Istanbul, 7 nov – Un piccolo cartoncino marrone con una scritta gialla, in turco. Il tutto nascosto nelle tasche di giacche, camicie e pantaloni o messo proprio di fianco alle etichette dei vestiti in vendita nei negozi di Istanbul del colosso spagnolo Zara: “Ho fatto io questo capo d’abbigliamento che stai comprando, ma non sono stato pagato per farlo“, si legge. È così che i dipendenti di un’azienda tessile dell’indotto della multinazionale iberica denunciano le condizioni di lavoro alle quali sono sottoposti.
L’azienda in questione è la Bravo Tekstil, che per Zara produceva in appalto numerosi capi d’abbigliamento. Nel giro di una notte, un anno fa, la società ha deciso di chiudere, lasciando i lavoratori senza gli ultimi tre mesi di stipendio e numerose altre indennità che non sono mai state corrisposte.

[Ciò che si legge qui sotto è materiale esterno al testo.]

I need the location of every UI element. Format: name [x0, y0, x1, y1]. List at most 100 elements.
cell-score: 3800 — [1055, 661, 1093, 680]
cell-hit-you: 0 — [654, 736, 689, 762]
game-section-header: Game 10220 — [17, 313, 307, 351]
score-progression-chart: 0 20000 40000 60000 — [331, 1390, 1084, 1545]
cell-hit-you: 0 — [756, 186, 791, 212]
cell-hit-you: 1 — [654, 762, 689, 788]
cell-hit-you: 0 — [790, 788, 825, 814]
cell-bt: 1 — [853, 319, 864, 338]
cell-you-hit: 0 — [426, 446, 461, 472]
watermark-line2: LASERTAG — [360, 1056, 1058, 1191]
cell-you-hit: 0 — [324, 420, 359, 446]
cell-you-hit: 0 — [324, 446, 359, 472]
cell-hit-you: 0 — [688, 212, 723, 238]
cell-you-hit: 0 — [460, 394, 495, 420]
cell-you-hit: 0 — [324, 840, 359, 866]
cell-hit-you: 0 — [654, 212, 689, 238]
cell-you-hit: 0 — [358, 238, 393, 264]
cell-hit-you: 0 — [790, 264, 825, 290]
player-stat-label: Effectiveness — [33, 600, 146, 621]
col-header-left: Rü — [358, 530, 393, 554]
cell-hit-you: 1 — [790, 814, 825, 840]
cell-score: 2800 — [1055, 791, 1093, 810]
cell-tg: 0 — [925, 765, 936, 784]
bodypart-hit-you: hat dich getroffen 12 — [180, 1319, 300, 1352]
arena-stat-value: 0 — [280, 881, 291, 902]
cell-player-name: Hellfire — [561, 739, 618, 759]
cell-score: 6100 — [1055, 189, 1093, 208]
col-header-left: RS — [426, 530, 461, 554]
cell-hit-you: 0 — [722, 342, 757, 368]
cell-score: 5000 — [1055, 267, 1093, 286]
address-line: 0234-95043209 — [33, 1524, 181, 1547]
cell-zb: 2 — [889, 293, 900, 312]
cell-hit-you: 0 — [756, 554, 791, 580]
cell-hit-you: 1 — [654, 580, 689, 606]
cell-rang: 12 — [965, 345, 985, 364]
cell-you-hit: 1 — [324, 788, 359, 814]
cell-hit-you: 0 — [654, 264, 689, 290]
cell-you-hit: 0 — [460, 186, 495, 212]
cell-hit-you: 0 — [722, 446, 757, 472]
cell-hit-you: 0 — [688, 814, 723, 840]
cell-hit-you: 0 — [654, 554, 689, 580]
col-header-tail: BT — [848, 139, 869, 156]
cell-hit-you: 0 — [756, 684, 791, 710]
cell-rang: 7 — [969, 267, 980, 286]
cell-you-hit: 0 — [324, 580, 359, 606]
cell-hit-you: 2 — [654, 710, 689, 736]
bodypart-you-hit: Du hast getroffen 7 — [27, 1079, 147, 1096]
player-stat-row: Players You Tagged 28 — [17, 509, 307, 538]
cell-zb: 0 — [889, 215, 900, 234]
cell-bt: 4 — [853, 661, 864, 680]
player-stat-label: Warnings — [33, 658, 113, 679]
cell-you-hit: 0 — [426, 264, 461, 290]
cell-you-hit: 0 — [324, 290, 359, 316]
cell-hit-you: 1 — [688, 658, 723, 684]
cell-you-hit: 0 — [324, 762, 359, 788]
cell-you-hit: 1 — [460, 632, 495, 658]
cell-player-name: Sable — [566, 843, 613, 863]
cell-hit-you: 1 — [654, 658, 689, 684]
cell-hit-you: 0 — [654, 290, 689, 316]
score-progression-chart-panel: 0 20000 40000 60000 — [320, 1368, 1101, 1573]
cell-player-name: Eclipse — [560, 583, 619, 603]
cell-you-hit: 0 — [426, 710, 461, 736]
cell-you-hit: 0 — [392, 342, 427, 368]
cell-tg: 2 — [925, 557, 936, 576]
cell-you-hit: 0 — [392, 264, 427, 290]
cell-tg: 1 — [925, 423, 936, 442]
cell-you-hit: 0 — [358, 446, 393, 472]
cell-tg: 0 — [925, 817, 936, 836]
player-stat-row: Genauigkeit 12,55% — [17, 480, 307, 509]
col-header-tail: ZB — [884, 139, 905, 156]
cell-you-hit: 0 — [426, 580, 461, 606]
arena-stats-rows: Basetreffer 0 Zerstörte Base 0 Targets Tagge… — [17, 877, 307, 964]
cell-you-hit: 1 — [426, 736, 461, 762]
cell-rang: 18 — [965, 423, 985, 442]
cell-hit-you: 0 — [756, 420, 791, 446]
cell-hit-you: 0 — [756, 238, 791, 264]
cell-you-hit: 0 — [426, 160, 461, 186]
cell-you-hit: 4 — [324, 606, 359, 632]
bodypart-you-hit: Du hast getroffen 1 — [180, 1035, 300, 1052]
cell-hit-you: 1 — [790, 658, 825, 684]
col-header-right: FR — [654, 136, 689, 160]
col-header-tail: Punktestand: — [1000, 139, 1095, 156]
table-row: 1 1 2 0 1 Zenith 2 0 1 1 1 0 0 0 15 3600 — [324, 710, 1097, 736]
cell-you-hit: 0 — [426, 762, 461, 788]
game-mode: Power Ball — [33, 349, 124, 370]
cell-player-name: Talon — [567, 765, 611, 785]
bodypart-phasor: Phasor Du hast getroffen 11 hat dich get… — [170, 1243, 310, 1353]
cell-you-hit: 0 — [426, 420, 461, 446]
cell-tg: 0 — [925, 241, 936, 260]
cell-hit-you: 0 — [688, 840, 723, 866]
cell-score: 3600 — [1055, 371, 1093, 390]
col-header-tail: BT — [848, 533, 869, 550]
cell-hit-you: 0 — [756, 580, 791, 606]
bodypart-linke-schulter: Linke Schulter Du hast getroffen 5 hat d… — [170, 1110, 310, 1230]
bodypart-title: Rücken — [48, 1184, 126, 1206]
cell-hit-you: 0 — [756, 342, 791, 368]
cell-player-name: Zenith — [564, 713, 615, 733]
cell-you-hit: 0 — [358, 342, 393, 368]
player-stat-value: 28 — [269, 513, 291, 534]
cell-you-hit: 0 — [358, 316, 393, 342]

“Inditex (Industrias de Diseño Textil Sociedad Anónima, la capogruppo che oltre a Zara controlla anche altri marchi, ndr) ha soddisfatto tutti i suoi obblighi contrattuali verso la Bravo Textil e sta lavorando al momento con la IndustriALL affiliate, Mango e Next per creare un fondo pensato per i lavoratori danneggiati dalla Bravo. Questo fondo coprirà gli stipendi, le indennità, le ferie e altri pagamenti di cui i dipendenti non hanno usufruito”, spiega la società in una nota.
Non è la prima volta che Zara finisce nell’occhio del ciclone. Pochi mesi fa un acquirente aveva trovato un topo cucito all’interno di un abito acquistato negli Usa: il caso era finito davanti alla Corte Suprema e aveva sollevato sospetti sulle condizioni igieniche delle fabbriche alle quali è stato esternalizzato il lavoro. Molte di queste si trovano proprio in Turchia. Una nazione in cui le denunce di sfruttamento sono all’ordine del giorno: dal lavoro minorile ai danni ambientali, passando per gli abusi a danno dei profughi siriani, costretti in assenza di alternative ad accettare condizioni vicine allo schiavismo.